QuickSight の設定からシートレイアウトを変更してください。

シートレイアウトについてもこの記事では詳細に触れません。次の記事を参考にしてもらえると嬉しいです。

表示・非表示ルールの作成

フリーフォームモードだと、ビジュアルのフォーマットから「条件付きルール」を設定することが出来ます。
既に作成済みのグループ機能を持ったビジュアルは、パラメータの値が ALL の場合は非表示になるようなルールを設定しましょう。

続いてビジュアルメニューからビジュアルを複製して、グループフィールドが設定されていないビジュアルを作成します。

複製・変更したフィールドを先程のビジュアルの上に重ねて、同じように条件付きルールを設定します。
ルールは先程とは逆に ALL 以外の場合は非表示としています。

コントロールで切り替えを行うと次のような表示になると思います。
非表示のビジュアルは分析上だとこのように表示されます。

ダッシュボードから確認

ただし、分析ではなくダッシュボードに共有して確認してみると期待した動作になると思います。
「すべて選択」を選択した場合は次のように表示されます。凡例も表示されていないですし、ツールチップ上も不要なダミー値が表示されていないはずです。
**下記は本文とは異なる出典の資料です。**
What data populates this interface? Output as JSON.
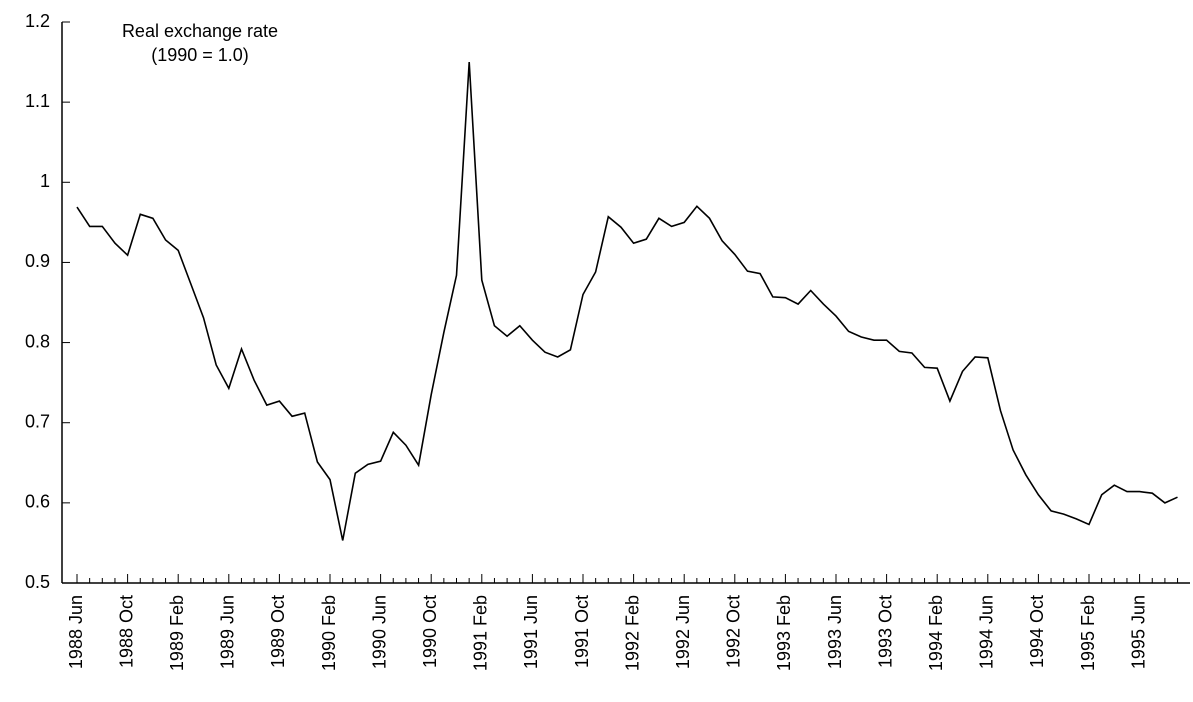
{
  "chart_data": {
    "type": "line",
    "annotation": [
      "Real exchange rate",
      "(1990 = 1.0)"
    ],
    "categories": [
      "1988 Jun",
      null,
      null,
      null,
      "1988 Oct",
      null,
      null,
      null,
      "1989 Feb",
      null,
      null,
      null,
      "1989 Jun",
      null,
      null,
      null,
      "1989 Oct",
      null,
      null,
      null,
      "1990 Feb",
      null,
      null,
      null,
      "1990 Jun",
      null,
      null,
      null,
      "1990 Oct",
      null,
      null,
      null,
      "1991 Feb",
      null,
      null,
      null,
      "1991 Jun",
      null,
      null,
      null,
      "1991 Oct",
      null,
      null,
      null,
      "1992 Feb",
      null,
      null,
      null,
      "1992 Jun",
      null,
      null,
      null,
      "1992 Oct",
      null,
      null,
      null,
      "1993 Feb",
      null,
      null,
      null,
      "1993 Jun",
      null,
      null,
      null,
      "1993 Oct",
      null,
      null,
      null,
      "1994 Feb",
      null,
      null,
      null,
      "1994 Jun",
      null,
      null,
      null,
      "1994 Oct",
      null,
      null,
      null,
      "1995 Feb",
      null,
      null,
      null,
      "1995 Jun",
      null,
      null,
      null
    ],
    "values": [
      0.969,
      0.945,
      0.945,
      0.924,
      0.909,
      0.96,
      0.955,
      0.928,
      0.915,
      0.873,
      0.831,
      0.772,
      0.743,
      0.792,
      0.753,
      0.722,
      0.727,
      0.708,
      0.712,
      0.651,
      0.629,
      0.553,
      0.637,
      0.648,
      0.652,
      0.688,
      0.672,
      0.647,
      0.735,
      0.813,
      0.884,
      1.15,
      0.878,
      0.821,
      0.808,
      0.821,
      0.803,
      0.788,
      0.782,
      0.791,
      0.86,
      0.888,
      0.957,
      0.944,
      0.924,
      0.929,
      0.955,
      0.945,
      0.95,
      0.97,
      0.955,
      0.927,
      0.91,
      0.889,
      0.886,
      0.857,
      0.856,
      0.848,
      0.865,
      0.848,
      0.833,
      0.814,
      0.807,
      0.803,
      0.803,
      0.789,
      0.787,
      0.769,
      0.768,
      0.727,
      0.764,
      0.782,
      0.781,
      0.715,
      0.666,
      0.635,
      0.61,
      0.59,
      0.586,
      0.58,
      0.573,
      0.61,
      0.622,
      0.614,
      0.614,
      0.612,
      0.6,
      0.607
    ],
    "color": "#000000",
    "ylim": [
      0.5,
      1.2
    ],
    "yticks": [
      0.5,
      0.6,
      0.7,
      0.8,
      0.9,
      1,
      1.1,
      1.2
    ],
    "grid": false
  }
}
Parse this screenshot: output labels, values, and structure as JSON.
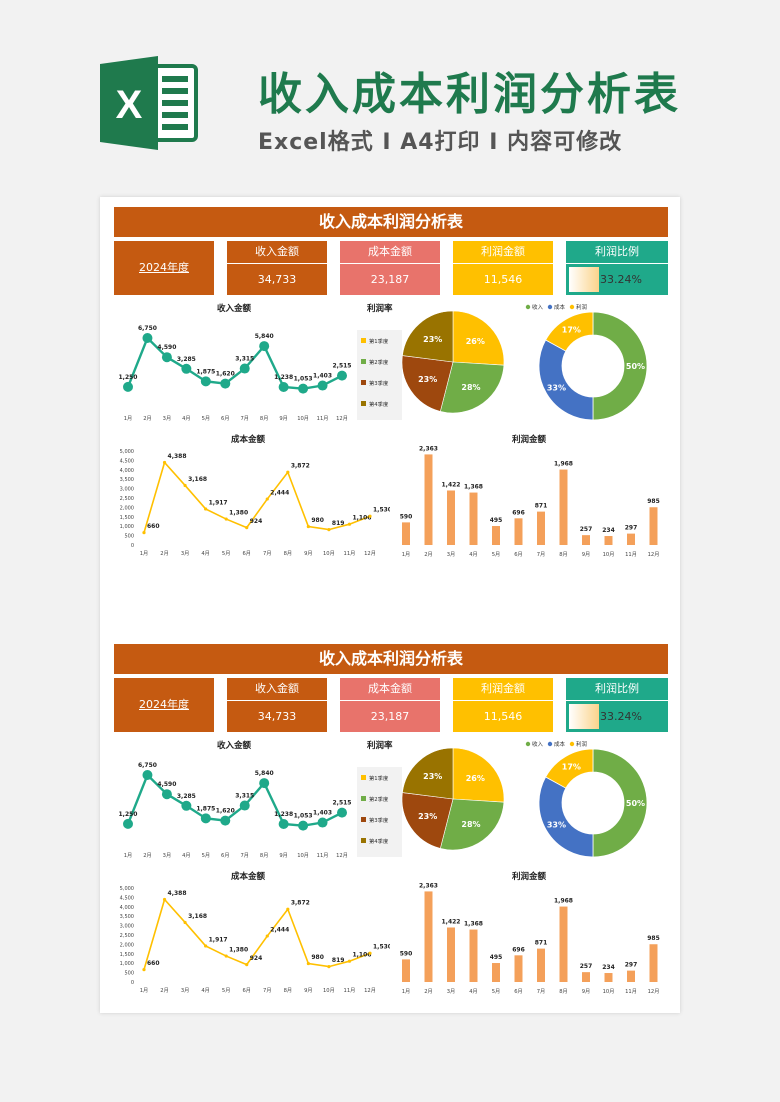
{
  "header": {
    "title": "收入成本利润分析表",
    "subtitle": "Excel格式 I A4打印 I 内容可修改",
    "logo_letter": "X"
  },
  "sheet": {
    "banner": "收入成本利润分析表",
    "year": "2024年度",
    "cards": {
      "revenue_label": "收入金额",
      "revenue_value": "34,733",
      "cost_label": "成本金额",
      "cost_value": "23,187",
      "profit_label": "利润金额",
      "profit_value": "11,546",
      "ratio_label": "利润比例",
      "ratio_value": "33.24%",
      "ratio_fraction": 0.3324
    }
  },
  "colors": {
    "orange": "#c55a11",
    "salmon": "#e8736b",
    "gold": "#ffc000",
    "teal": "#1fa98a",
    "green_title": "#1f7a4d",
    "bar": "#f4a05a",
    "line_yellow": "#ffc000"
  },
  "chart_data": [
    {
      "type": "line",
      "title": "收入金额",
      "categories": [
        "1月",
        "2月",
        "3月",
        "4月",
        "5月",
        "6月",
        "7月",
        "8月",
        "9月",
        "10月",
        "11月",
        "12月"
      ],
      "values": [
        1250,
        6750,
        4590,
        3285,
        1875,
        1620,
        3315,
        5840,
        1238,
        1053,
        1403,
        2515
      ],
      "labels": [
        "1,250",
        "6,750",
        "4,590",
        "3,285",
        "1,875",
        "1,620",
        "3,315",
        "5,840",
        "1,238",
        "1,053",
        "1,403",
        "2,515"
      ],
      "color": "#1fa98a",
      "markers": "large-circle"
    },
    {
      "type": "pie",
      "title": "利润率",
      "series": [
        {
          "name": "第1季度",
          "value": 26,
          "label": "26%",
          "color": "#ffc000"
        },
        {
          "name": "第2季度",
          "value": 28,
          "label": "28%",
          "color": "#70ad47"
        },
        {
          "name": "第3季度",
          "value": 23,
          "label": "23%",
          "color": "#9e480e"
        },
        {
          "name": "第4季度",
          "value": 23,
          "label": "23%",
          "color": "#997300"
        }
      ],
      "legend": "left"
    },
    {
      "type": "pie",
      "subtype": "doughnut",
      "series": [
        {
          "name": "收入",
          "value": 50,
          "label": "50%",
          "color": "#70ad47"
        },
        {
          "name": "成本",
          "value": 33,
          "label": "33%",
          "color": "#4472c4"
        },
        {
          "name": "利润",
          "value": 17,
          "label": "17%",
          "color": "#ffc000"
        }
      ],
      "legend": "top"
    },
    {
      "type": "line",
      "title": "成本金额",
      "categories": [
        "1月",
        "2月",
        "3月",
        "4月",
        "5月",
        "6月",
        "7月",
        "8月",
        "9月",
        "10月",
        "11月",
        "12月"
      ],
      "values": [
        660,
        4388,
        3168,
        1917,
        1380,
        924,
        2444,
        3872,
        980,
        819,
        1106,
        1530
      ],
      "labels": [
        "660",
        "4,388",
        "3,168",
        "1,917",
        "1,380",
        "924",
        "2,444",
        "3,872",
        "980",
        "819",
        "1,106",
        "1,530"
      ],
      "yticks": [
        "0",
        "500",
        "1,000",
        "1,500",
        "2,000",
        "2,500",
        "3,000",
        "3,500",
        "4,000",
        "4,500",
        "5,000"
      ],
      "ylim": [
        0,
        5000
      ],
      "color": "#ffc000"
    },
    {
      "type": "bar",
      "title": "利润金额",
      "categories": [
        "1月",
        "2月",
        "3月",
        "4月",
        "5月",
        "6月",
        "7月",
        "8月",
        "9月",
        "10月",
        "11月",
        "12月"
      ],
      "values": [
        590,
        2363,
        1422,
        1368,
        495,
        696,
        871,
        1968,
        257,
        234,
        297,
        985
      ],
      "labels": [
        "590",
        "2,363",
        "1,422",
        "1,368",
        "495",
        "696",
        "871",
        "1,968",
        "257",
        "234",
        "297",
        "985"
      ],
      "color": "#f4a05a"
    }
  ]
}
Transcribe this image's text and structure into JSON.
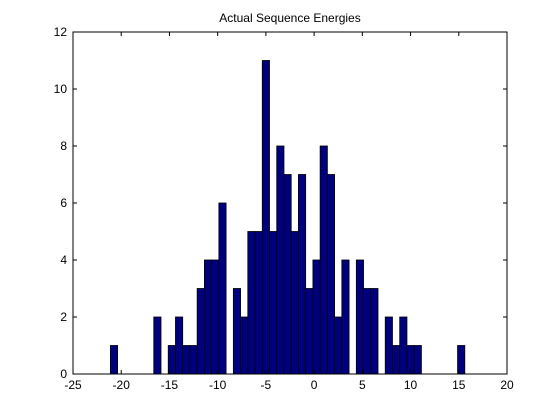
{
  "chart_data": {
    "type": "bar",
    "title": "Actual Sequence Energies",
    "xlabel": "",
    "ylabel": "",
    "xlim": [
      -25,
      20
    ],
    "ylim": [
      0,
      12
    ],
    "xticks": [
      -25,
      -20,
      -15,
      -10,
      -5,
      0,
      5,
      10,
      15,
      20
    ],
    "yticks": [
      0,
      2,
      4,
      6,
      8,
      10,
      12
    ],
    "grid": false,
    "bar_color": "#00007f",
    "edge_color": "#000000",
    "bin_width": 0.75,
    "bins": [
      {
        "x": -20.75,
        "count": 1
      },
      {
        "x": -16.25,
        "count": 2
      },
      {
        "x": -14.75,
        "count": 1
      },
      {
        "x": -14.0,
        "count": 2
      },
      {
        "x": -13.25,
        "count": 1
      },
      {
        "x": -12.5,
        "count": 1
      },
      {
        "x": -11.75,
        "count": 3
      },
      {
        "x": -11.0,
        "count": 4
      },
      {
        "x": -10.25,
        "count": 4
      },
      {
        "x": -9.5,
        "count": 6
      },
      {
        "x": -8.0,
        "count": 3
      },
      {
        "x": -7.25,
        "count": 2
      },
      {
        "x": -6.5,
        "count": 5
      },
      {
        "x": -5.75,
        "count": 5
      },
      {
        "x": -5.0,
        "count": 11
      },
      {
        "x": -4.25,
        "count": 5
      },
      {
        "x": -3.5,
        "count": 8
      },
      {
        "x": -2.75,
        "count": 7
      },
      {
        "x": -2.0,
        "count": 5
      },
      {
        "x": -1.25,
        "count": 7
      },
      {
        "x": -0.5,
        "count": 3
      },
      {
        "x": 0.25,
        "count": 4
      },
      {
        "x": 1.0,
        "count": 8
      },
      {
        "x": 1.75,
        "count": 7
      },
      {
        "x": 2.5,
        "count": 2
      },
      {
        "x": 3.25,
        "count": 4
      },
      {
        "x": 4.75,
        "count": 4
      },
      {
        "x": 5.5,
        "count": 3
      },
      {
        "x": 6.25,
        "count": 3
      },
      {
        "x": 7.75,
        "count": 2
      },
      {
        "x": 8.5,
        "count": 1
      },
      {
        "x": 9.25,
        "count": 2
      },
      {
        "x": 10.0,
        "count": 1
      },
      {
        "x": 10.75,
        "count": 1
      },
      {
        "x": 15.25,
        "count": 1
      }
    ]
  }
}
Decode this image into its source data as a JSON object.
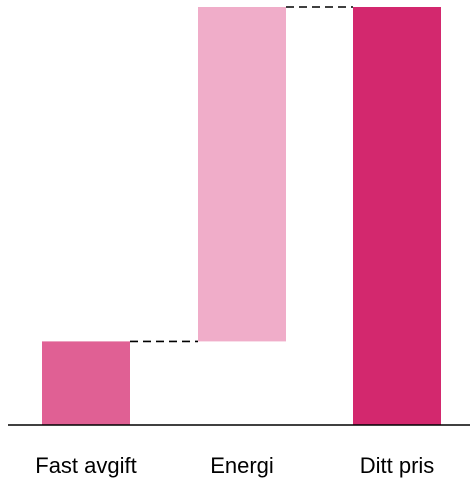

「すべて選択」以外の選択した場合は次のようにグループ化されて表示されていますね。

さいごに

本日は QuickSight でビジュアルのグループ条件をコントロールで切り替えれるようにしてみました。

目的のビジュアル自体は作成出来そうですね。
課題としては二重管理が必要になってしまう点ですね。あまりやりたくないな。
とはいえ標準のドリルダウンのみだと足りていない場合もあるので計算フィールドとパラメータを使ってフィールドウェルに介入したいシーンは結構ある気がします。

凡例の切り替えとか、フィールドウェルにパラメータで介入出来るようになると色々な要件にも柔軟に対応しやすくなるので今後のアップデートにも期待したいです。